After reading some comments on my previous post I decided to write a better version that counts includes per compilation unit instead of per file.

It turns out that gcc/cpp has an option -H which dumps out a tree of includes in a compilation unit, which means that we don't have to do any parsing ourselves.

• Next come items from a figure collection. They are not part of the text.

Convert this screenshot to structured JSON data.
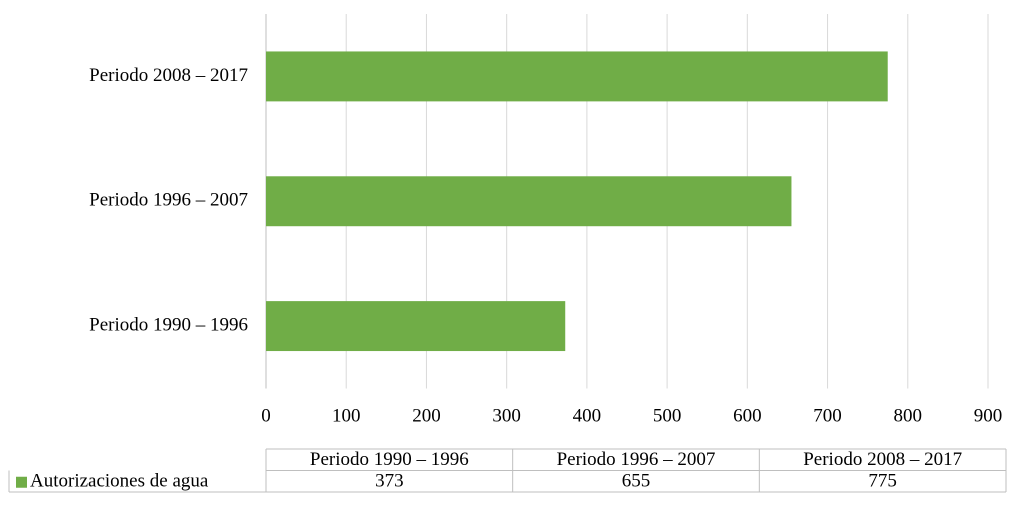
{
  "chart_data": {
    "type": "bar",
    "orientation": "horizontal",
    "categories": [
      "Periodo 1990 – 1996",
      "Periodo 1996 – 2007",
      "Periodo 2008 – 2017"
    ],
    "series": [
      {
        "name": "Autorizaciones de agua",
        "color": "#70ad47",
        "values": [
          373,
          655,
          775
        ]
      }
    ],
    "xlim": [
      0,
      900
    ],
    "xticks": [
      0,
      100,
      200,
      300,
      400,
      500,
      600,
      700,
      800,
      900
    ],
    "grid": true,
    "data_table": true
  }
}
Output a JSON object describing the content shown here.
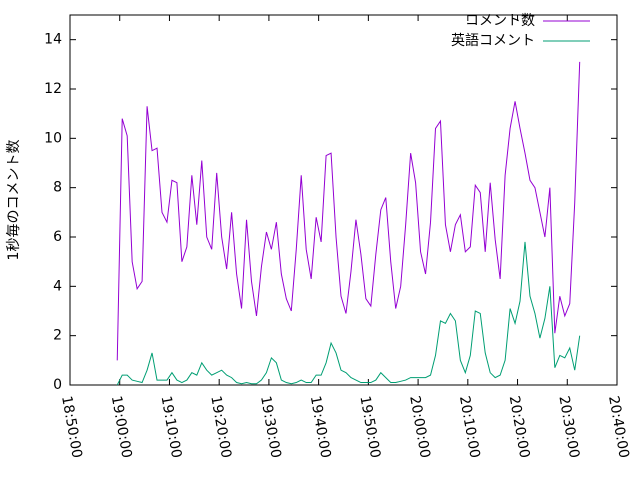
{
  "chart_data": {
    "type": "line",
    "y_label": "1秒毎のコメント数",
    "legend": "top-right",
    "xlim": [
      "18:50:00",
      "20:40:00"
    ],
    "xticks": [
      "18:50:00",
      "19:00:00",
      "19:10:00",
      "19:20:00",
      "19:30:00",
      "19:40:00",
      "19:50:00",
      "20:00:00",
      "20:10:00",
      "20:20:00",
      "20:30:00",
      "20:40:00"
    ],
    "ylim": [
      0,
      15
    ],
    "yticks": [
      0,
      2,
      4,
      6,
      8,
      10,
      12,
      14
    ],
    "x": [
      "18:59:30",
      "19:00:30",
      "19:01:30",
      "19:02:30",
      "19:03:30",
      "19:04:30",
      "19:05:30",
      "19:06:30",
      "19:07:30",
      "19:08:30",
      "19:09:30",
      "19:10:30",
      "19:11:30",
      "19:12:30",
      "19:13:30",
      "19:14:30",
      "19:15:30",
      "19:16:30",
      "19:17:30",
      "19:18:30",
      "19:19:30",
      "19:20:30",
      "19:21:30",
      "19:22:30",
      "19:23:30",
      "19:24:30",
      "19:25:30",
      "19:26:30",
      "19:27:30",
      "19:28:30",
      "19:29:30",
      "19:30:30",
      "19:31:30",
      "19:32:30",
      "19:33:30",
      "19:34:30",
      "19:35:30",
      "19:36:30",
      "19:37:30",
      "19:38:30",
      "19:39:30",
      "19:40:30",
      "19:41:30",
      "19:42:30",
      "19:43:30",
      "19:44:30",
      "19:45:30",
      "19:46:30",
      "19:47:30",
      "19:48:30",
      "19:49:30",
      "19:50:30",
      "19:51:30",
      "19:52:30",
      "19:53:30",
      "19:54:30",
      "19:55:30",
      "19:56:30",
      "19:57:30",
      "19:58:30",
      "19:59:30",
      "20:00:30",
      "20:01:30",
      "20:02:30",
      "20:03:30",
      "20:04:30",
      "20:05:30",
      "20:06:30",
      "20:07:30",
      "20:08:30",
      "20:09:30",
      "20:10:30",
      "20:11:30",
      "20:12:30",
      "20:13:30",
      "20:14:30",
      "20:15:30",
      "20:16:30",
      "20:17:30",
      "20:18:30",
      "20:19:30",
      "20:20:30",
      "20:21:30",
      "20:22:30",
      "20:23:30",
      "20:24:30",
      "20:25:30",
      "20:26:30",
      "20:27:30",
      "20:28:30",
      "20:29:30",
      "20:30:30",
      "20:31:30",
      "20:32:30"
    ],
    "series": [
      {
        "name": "コメント数",
        "color": "#9400d3",
        "values": [
          1,
          10.8,
          10.1,
          5,
          3.9,
          4.2,
          11.3,
          9.5,
          9.6,
          7,
          6.6,
          8.3,
          8.2,
          5,
          5.6,
          8.5,
          6.5,
          9.1,
          6,
          5.5,
          8.6,
          6,
          4.7,
          7,
          4.5,
          3.1,
          6.7,
          4.2,
          2.8,
          4.8,
          6.2,
          5.5,
          6.6,
          4.5,
          3.5,
          3,
          5.5,
          8.5,
          5.5,
          4.3,
          6.8,
          5.8,
          9.3,
          9.4,
          6,
          3.6,
          2.9,
          4.6,
          6.7,
          5.3,
          3.5,
          3.2,
          5.3,
          7.1,
          7.6,
          5,
          3.1,
          4,
          6.5,
          9.4,
          8.2,
          5.4,
          4.5,
          6.6,
          10.4,
          10.7,
          6.5,
          5.4,
          6.5,
          6.9,
          5.4,
          5.6,
          8.1,
          7.8,
          5.4,
          8.2,
          5.9,
          4.3,
          8.5,
          10.4,
          11.5,
          10.4,
          9.4,
          8.3,
          8,
          7,
          6,
          8,
          2.1,
          3.6,
          2.8,
          3.3,
          7.4,
          13.1
        ]
      },
      {
        "name": "英語コメント",
        "color": "#009e73",
        "values": [
          0,
          0.4,
          0.4,
          0.2,
          0.15,
          0.1,
          0.6,
          1.3,
          0.2,
          0.2,
          0.2,
          0.5,
          0.2,
          0.1,
          0.2,
          0.5,
          0.4,
          0.9,
          0.6,
          0.4,
          0.5,
          0.6,
          0.4,
          0.3,
          0.1,
          0.05,
          0.1,
          0.05,
          0.05,
          0.2,
          0.5,
          1.1,
          0.9,
          0.2,
          0.1,
          0.05,
          0.1,
          0.2,
          0.1,
          0.1,
          0.4,
          0.4,
          0.9,
          1.7,
          1.3,
          0.6,
          0.5,
          0.3,
          0.2,
          0.1,
          0.1,
          0.1,
          0.2,
          0.5,
          0.3,
          0.1,
          0.1,
          0.15,
          0.2,
          0.3,
          0.3,
          0.3,
          0.3,
          0.4,
          1.2,
          2.6,
          2.5,
          2.9,
          2.6,
          1.0,
          0.5,
          1.2,
          3.0,
          2.9,
          1.3,
          0.5,
          0.3,
          0.4,
          1.0,
          3.1,
          2.5,
          3.4,
          5.8,
          3.6,
          2.9,
          1.9,
          2.7,
          4.0,
          0.7,
          1.2,
          1.1,
          1.5,
          0.6,
          2.0
        ]
      }
    ]
  }
}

The output looks like this:

$ cpp -H main.c 2>&1 >/dev/null
. /usr/include/stdio.h
.. /usr/include/bits/libc-header-start.h
... /usr/include/features.h
[[ more header files... ]]
. hello.h
Multiple include guards may be useful for:
/usr/include/bits/libc-header-start.h
[[ more header files... ]]

The -H info is printed to stderr, so we pipe that to stdout and then throw away the normal cpp output. We can filter out the extra info using awk:

$ cpp -H main.c 2>&1 >/dev/null \
 | awk '/^\.+/ { print $2 }'
/usr/include/stdio.h
/usr/include/bits/libc-header-start.h
/usr/include/features.h
[[ more header files... ]]
hello.h

Putting that with the script from a couple of weeks ago looks like this:

find -name '*.c' \
 | xargs gcc -H 2>&1 >/dev/null \
 | awk '/^\.+/ { print $2 }' \
 | sort \
 | uniq -c \
 | sort -nr

One new problem with this approach is that gcc needs to know where to look for header files, so headers outside of places like /usr/include need to be passed in as an argument. A possible solution is to use a compile_commands.json file, which is what clang tools do, but that's a problem for another day :)

#bash #c #shell